The next day, another best friend of mine calls me, his name is Preston, now, this guy… This guy, I told my self, I wouldnt tell him as I know he’s the most insensitive person I know in the WORLD. I knew that the moment I tell him, he’d be stepping on my dignity. A little background on this guy is he’s my travel buddy, we travel A LOT together. From the youthful days in Fuego to Thailand, Singapore, US, South America, Europe, to Australia.
But we had a chat on the phone, and Preston insisted that we meet up and catch up before I left the city again for work, we decided to meet somewhere in Makati again. We started with a bottle of wine and the conversations ranged from new business ventures to our random beach trips when we were still young, I felt sorry for him and my self. I couldnt face the fact that we were planning our new trips for the 3rd and 4th quarter of the year with a lie.

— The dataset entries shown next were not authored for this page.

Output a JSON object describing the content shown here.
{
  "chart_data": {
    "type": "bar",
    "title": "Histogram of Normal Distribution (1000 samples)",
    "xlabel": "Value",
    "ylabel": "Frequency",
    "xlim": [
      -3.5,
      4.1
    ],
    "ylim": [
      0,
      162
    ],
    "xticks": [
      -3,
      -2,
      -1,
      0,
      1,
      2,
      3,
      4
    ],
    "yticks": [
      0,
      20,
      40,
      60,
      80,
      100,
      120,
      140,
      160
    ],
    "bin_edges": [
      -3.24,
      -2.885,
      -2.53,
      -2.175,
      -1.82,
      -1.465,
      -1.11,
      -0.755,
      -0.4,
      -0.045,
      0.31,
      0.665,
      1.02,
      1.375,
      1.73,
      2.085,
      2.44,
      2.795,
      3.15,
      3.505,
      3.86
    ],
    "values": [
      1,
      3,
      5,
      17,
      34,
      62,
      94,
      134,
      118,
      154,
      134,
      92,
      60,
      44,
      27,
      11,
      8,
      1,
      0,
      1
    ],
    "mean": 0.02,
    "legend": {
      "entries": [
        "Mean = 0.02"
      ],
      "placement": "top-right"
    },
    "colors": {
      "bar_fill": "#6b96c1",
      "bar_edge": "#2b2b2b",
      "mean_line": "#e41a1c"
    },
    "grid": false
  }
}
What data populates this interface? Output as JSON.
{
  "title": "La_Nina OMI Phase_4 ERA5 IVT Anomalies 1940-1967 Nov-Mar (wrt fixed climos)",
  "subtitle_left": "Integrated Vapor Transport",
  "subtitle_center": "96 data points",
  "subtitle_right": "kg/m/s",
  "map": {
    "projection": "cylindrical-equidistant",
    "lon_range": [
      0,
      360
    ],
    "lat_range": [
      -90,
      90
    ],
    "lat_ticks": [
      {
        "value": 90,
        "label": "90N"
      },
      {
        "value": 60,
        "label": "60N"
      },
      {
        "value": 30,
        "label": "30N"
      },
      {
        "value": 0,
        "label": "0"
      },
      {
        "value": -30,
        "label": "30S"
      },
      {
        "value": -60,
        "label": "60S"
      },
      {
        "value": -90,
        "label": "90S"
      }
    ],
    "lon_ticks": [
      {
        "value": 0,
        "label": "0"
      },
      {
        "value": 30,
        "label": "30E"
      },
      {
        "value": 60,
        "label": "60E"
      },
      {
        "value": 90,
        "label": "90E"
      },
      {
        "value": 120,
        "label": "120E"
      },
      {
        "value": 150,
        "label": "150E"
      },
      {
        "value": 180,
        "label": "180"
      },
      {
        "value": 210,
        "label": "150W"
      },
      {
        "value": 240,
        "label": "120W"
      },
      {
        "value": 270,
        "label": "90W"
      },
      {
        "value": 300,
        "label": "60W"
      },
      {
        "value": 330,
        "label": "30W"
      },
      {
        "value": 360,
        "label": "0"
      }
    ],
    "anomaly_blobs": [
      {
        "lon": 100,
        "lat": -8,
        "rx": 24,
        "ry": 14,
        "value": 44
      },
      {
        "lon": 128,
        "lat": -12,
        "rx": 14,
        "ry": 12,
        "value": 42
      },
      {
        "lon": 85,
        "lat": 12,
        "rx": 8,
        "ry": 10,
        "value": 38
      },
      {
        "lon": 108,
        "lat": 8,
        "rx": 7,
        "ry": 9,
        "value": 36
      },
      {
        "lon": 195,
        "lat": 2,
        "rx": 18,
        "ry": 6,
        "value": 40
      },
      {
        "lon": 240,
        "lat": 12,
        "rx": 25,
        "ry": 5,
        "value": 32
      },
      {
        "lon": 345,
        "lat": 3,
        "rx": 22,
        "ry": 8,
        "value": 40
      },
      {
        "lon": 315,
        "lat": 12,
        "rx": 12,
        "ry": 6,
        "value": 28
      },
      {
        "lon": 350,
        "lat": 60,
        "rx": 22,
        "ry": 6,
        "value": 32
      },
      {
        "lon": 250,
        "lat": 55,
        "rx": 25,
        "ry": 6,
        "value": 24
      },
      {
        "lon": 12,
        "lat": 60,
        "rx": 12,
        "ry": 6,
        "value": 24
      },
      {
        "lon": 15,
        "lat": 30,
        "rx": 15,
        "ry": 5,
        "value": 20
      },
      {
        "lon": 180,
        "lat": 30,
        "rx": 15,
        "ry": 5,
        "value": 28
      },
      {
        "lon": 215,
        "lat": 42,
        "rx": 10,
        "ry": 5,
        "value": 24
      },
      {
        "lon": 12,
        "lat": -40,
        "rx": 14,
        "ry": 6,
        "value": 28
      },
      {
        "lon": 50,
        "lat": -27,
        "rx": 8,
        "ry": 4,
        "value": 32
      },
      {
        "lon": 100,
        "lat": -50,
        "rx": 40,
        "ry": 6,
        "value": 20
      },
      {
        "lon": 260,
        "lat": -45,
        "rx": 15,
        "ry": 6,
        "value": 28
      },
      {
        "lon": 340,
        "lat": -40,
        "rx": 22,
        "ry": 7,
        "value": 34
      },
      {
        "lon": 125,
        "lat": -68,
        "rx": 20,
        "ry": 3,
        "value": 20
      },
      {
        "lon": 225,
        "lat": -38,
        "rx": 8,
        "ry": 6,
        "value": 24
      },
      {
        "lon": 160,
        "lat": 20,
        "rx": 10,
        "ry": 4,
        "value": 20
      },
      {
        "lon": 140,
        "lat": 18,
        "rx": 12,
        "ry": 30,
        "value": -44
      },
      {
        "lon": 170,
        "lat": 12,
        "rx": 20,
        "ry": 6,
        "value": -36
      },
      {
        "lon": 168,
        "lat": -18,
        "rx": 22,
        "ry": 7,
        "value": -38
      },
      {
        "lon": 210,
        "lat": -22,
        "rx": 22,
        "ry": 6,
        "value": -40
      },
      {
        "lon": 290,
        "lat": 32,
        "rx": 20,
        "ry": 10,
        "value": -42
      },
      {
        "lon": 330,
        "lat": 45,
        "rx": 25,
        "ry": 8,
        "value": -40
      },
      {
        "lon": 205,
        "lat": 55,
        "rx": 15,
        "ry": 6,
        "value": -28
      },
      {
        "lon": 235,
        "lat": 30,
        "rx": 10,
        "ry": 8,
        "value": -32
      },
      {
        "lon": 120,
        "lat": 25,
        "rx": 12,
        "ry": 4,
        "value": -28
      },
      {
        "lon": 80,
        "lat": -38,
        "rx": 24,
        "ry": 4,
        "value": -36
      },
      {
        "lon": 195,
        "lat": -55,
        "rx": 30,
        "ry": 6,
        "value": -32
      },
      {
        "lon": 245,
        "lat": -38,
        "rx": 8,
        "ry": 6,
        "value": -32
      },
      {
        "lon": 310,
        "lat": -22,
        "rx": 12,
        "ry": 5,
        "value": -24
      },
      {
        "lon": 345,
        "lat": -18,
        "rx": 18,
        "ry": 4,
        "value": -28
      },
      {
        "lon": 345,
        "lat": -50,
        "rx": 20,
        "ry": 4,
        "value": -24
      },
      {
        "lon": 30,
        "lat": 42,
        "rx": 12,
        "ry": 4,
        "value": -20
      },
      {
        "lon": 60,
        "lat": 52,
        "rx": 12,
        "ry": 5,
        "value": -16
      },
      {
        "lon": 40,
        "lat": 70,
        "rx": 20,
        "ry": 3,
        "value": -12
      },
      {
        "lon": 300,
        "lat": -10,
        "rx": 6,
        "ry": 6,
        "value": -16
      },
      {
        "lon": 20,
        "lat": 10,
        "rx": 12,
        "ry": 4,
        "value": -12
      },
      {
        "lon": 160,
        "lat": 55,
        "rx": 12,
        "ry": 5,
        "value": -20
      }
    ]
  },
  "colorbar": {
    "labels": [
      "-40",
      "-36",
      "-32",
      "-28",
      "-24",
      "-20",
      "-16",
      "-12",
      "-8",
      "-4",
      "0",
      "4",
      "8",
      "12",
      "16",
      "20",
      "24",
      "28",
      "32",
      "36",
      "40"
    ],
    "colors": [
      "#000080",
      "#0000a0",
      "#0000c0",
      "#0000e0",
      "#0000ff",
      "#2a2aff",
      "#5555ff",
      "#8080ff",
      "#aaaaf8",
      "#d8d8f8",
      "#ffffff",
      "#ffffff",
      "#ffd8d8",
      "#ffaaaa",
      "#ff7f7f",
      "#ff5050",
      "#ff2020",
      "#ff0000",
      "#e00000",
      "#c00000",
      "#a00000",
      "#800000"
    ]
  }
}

I asked him to shut up as he talks a lot… Without hesitation, I told him the news. It was my first time to see him that serious. I didnt know if he was pissed, mad, or wanted to leave. (I sure hope he didnt as we ordered a 200usd bottle of wine) lol
When he started to talk again, the words that came out of his mouth were the same with all my other best friends, “We will get through this” “Were here for you” “We love you”. After a few more drinks, thats when I started to smile again, I felt like I had nothing to hide from them and it was amazing.